Huh. Okay. That was... easier than he'd expected.

He ducked underneath her and unlatched the box, pushing up the lid, and she poked her lens inside of it, the yellow glow from her optic creating highlights against the dark wood, and one of her maintenance arms dropped out of the ceiling and hit the floor. She snapped around to look at it, and to his surprise she generated a noise that he took to mean she was annoyed. She pulled the claw across the tiles and up the stairs, eventually getting it back into the box and pulling out the truck. She bent over the back of it, poking at the rear door with her lens, and Wheatley pushed on her core with his index finger and opened it for her. She tipped it backwards and pushed it out of the way after all of the cars had spilled out. "You like the cars?" he asked, but she didn't answer, instead beginning to push at them with her claw. He reached out to help her line them up, but whenever he did so she would push his hand away. He folded his hands in his lap and tried to be patient.

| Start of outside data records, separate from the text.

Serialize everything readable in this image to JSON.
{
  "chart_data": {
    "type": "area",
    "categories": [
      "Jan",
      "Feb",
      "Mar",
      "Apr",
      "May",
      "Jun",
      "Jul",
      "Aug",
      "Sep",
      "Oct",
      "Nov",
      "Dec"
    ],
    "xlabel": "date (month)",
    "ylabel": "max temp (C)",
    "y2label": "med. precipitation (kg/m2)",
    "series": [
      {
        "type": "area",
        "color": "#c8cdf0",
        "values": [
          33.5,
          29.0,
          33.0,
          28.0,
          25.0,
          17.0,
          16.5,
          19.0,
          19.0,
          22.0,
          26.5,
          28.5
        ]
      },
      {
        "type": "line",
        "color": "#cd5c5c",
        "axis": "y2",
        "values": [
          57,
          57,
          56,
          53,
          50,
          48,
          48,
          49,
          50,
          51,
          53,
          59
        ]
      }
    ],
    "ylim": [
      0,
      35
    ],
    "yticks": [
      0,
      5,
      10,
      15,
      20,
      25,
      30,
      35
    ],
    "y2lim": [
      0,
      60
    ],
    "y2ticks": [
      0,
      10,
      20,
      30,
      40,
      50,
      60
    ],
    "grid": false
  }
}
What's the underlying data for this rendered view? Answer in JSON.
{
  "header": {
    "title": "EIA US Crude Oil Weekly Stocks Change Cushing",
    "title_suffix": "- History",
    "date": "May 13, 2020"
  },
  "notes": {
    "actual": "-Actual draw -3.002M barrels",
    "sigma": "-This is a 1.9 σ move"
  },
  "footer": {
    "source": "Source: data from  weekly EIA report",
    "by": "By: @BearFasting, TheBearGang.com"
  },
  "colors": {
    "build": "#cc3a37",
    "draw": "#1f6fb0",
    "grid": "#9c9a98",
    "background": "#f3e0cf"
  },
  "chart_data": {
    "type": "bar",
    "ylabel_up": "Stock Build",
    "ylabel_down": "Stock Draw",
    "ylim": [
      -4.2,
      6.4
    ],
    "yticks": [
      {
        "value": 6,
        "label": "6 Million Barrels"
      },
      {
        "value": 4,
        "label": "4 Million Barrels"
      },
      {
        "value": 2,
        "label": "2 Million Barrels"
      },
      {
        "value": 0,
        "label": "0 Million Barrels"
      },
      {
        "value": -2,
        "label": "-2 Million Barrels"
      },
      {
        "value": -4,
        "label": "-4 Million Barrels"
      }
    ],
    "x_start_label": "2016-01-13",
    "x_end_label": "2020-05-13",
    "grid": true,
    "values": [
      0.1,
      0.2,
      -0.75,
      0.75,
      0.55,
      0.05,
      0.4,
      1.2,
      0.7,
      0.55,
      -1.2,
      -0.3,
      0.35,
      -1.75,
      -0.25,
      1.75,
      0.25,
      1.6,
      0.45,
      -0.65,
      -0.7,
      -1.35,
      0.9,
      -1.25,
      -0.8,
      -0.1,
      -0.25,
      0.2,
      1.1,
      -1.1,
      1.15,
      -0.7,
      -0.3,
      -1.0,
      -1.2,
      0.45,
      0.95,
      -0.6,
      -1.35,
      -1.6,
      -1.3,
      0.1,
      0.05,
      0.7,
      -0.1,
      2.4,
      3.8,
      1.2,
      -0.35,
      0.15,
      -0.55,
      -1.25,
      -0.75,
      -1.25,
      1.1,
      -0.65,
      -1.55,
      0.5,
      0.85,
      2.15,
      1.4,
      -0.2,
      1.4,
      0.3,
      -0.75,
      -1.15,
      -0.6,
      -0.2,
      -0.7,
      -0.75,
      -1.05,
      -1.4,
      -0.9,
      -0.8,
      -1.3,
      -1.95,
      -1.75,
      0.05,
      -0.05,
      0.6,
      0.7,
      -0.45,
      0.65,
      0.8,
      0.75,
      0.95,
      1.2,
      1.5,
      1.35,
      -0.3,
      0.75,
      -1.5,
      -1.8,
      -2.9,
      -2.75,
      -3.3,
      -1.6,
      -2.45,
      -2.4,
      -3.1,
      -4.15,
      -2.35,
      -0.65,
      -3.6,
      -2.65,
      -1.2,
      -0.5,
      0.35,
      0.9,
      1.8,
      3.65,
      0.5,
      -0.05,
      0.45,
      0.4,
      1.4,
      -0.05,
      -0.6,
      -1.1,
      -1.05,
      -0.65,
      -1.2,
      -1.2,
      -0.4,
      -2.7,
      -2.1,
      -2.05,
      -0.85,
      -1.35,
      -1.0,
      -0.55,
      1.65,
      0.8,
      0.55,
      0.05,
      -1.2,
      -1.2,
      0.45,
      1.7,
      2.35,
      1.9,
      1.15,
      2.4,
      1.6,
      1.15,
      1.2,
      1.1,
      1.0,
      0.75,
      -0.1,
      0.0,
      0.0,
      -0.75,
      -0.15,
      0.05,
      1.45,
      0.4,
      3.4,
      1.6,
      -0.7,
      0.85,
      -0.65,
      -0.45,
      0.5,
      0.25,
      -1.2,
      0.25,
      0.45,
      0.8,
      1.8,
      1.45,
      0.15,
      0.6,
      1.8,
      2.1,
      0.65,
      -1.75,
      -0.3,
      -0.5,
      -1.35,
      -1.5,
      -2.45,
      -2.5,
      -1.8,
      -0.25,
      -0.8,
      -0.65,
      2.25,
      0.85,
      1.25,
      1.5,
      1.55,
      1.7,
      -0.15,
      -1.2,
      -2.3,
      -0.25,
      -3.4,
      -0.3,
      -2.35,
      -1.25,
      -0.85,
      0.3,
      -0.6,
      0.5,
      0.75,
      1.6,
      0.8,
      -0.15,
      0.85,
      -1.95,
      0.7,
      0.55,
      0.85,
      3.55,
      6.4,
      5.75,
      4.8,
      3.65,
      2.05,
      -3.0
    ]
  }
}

It took her half an hour to get them lined up to her satisfaction, if it could be called that; she seemed unhappy with the way they were arranged and kept trying to make the line straighter, which she couldn't do because her control of the arm wasn't yet dextrous enough. Finally she looked at him and tapped at the glass in front of the cars.

"Good job," he said, without enthusiasm. He was simply too tired to really acknowledge her accomplishment. She shook her head and tapped the glass again.